Identity and meaning work is often important in midlife. Many women are reassessing priorities and values. Therapy provides a structured space to make intentional choices rather than crisis-driven changes. Burnout prevention strategies such as boundary setting, energy budgeting, and realistic standards protect long-term mental health.
When to Seek Support
Support is recommended when emotional or cognitive symptoms are persistent, worsening, affecting work performance, straining relationships, disrupting sleep, or reducing daily functioning. Early psychological support reduces symptom severity and duration and improves coping outcomes (Freeman, 2015).
Practical Daily Supports
Helpful daily supports include keeping a consistent sleep and wake schedule, engaging in gentle regular movement, reducing caffeine and alcohol, using structured routines and written task lists, breaking tasks into smaller steps, setting clearer boundaries, maintaining social connection, and seeking medical review when symptoms are significant. Small consistent actions are more effective than short bursts of intensive change.
A Reframing That Helps
Helpful reframing reduces shame and increases problem solving. Instead of “I am falling apart,” a more accurate frame is “My system is under transition.” Instead of “I cannot handle stress anymore,” try “My stress sensitivity is higher right now and I can adjust my supports.” Instead of “I am losing my ability,” consider “My brain is recalibrating and I can use strategies to support it.” Instead of “I am too emotional,” reframe to “My regulation capacity needs strengthening, not judgment.” These reframes shift the focus from self-blame to skill-building.
Conclusion and Next Steps
Mood and mental health changes during perimenopause are common, understandable, and treatable. They reflect interacting biological and psychological factors rather than personal weakness. With appropriate psychological support and practical strategies, emotional steadiness and confidence can return. If you are experiencing anxiety, low mood, irritability, or cognitive fog during this stage of life, you do not have to manage it alone. Kristie provides psychological therapy and supportive counselling for women navigating perimenopause and menopause, along with online clinical supervision for psychologists. Reaching out is a practical next step toward steadier wellbeing.
References
Bromberger, J. T., & Epperson, C. N. (2018). Depression during and after the menopausal transition. Current Psychiatry Reports, 20(7), 55.

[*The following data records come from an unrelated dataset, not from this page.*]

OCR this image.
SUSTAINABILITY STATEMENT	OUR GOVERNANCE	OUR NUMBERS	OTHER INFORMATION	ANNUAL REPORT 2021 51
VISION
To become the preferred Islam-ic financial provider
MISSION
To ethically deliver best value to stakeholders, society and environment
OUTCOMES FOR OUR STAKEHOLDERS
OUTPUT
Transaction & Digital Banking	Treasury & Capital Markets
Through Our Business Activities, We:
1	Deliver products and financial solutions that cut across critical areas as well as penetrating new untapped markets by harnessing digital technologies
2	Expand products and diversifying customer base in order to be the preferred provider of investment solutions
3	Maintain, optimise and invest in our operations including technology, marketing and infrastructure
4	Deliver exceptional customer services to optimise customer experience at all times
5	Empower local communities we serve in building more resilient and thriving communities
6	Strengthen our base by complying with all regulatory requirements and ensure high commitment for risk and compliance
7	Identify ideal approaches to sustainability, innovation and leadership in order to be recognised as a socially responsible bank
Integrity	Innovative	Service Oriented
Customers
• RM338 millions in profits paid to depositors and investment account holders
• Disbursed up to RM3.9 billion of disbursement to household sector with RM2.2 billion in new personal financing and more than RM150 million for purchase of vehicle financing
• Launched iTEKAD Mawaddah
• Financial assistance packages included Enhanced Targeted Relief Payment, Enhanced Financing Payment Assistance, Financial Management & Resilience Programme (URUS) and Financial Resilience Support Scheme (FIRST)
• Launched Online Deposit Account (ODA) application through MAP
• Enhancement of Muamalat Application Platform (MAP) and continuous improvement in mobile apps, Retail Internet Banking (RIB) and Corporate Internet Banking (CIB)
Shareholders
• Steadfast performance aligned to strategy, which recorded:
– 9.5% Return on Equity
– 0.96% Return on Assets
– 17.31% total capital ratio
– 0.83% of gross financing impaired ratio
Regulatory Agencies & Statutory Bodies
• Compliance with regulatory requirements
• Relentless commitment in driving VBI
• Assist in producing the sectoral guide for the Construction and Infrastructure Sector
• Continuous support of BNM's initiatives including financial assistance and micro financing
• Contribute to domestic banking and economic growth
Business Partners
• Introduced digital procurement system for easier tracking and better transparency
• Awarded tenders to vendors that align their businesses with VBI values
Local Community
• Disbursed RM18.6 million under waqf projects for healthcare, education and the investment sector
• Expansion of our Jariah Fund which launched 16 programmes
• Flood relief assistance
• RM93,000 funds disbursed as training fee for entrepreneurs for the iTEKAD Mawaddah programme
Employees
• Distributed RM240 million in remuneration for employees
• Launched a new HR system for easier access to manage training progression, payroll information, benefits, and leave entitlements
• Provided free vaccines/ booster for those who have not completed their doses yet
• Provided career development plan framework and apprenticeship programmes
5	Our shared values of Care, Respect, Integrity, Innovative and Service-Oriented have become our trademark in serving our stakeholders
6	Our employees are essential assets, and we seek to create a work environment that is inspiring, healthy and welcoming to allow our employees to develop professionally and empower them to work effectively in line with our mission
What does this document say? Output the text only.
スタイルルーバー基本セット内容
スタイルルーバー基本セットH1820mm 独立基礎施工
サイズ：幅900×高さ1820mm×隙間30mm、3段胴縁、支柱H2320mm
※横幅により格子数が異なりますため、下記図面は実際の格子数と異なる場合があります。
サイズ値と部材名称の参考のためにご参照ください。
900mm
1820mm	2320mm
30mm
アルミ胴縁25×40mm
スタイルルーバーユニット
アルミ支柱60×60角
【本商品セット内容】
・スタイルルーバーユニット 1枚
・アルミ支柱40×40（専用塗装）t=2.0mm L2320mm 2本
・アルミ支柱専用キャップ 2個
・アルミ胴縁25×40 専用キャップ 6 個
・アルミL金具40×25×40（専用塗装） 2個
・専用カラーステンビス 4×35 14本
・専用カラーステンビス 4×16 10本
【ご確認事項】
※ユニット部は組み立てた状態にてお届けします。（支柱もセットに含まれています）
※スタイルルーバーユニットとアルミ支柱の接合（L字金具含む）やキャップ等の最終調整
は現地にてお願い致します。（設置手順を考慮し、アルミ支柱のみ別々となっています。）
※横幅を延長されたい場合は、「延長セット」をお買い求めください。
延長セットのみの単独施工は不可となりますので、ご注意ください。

Freeman, E. W. (2015). Associations of depression with the transition to menopause. Menopause, 22(11), 1143 to 1150.
Gordon, J. L., & Girdler, S. S. (2014). Hormone replacement therapy in the treatment of perimenopausal depression. Current Psychiatry Reports, 16(12), 517.
Hale, G. E., & Burger, H. G. (2009). Hormonal changes and biomarkers in the menopausal transition. Best Practice and Research Clinical Obstetrics and Gynaecology, 23(1), 7 to 23.
Maki, P. M., & Jaff, N. G. (2022). Cognitive changes in menopause. Obstetrics and Gynecology Clinics of North America, 49(3), 431 to 444.
Soares, C. N. (2014). Mood disorders in midlife women. Obstetrics and Gynecology Clinics of North America, 41(3), 565 to 578.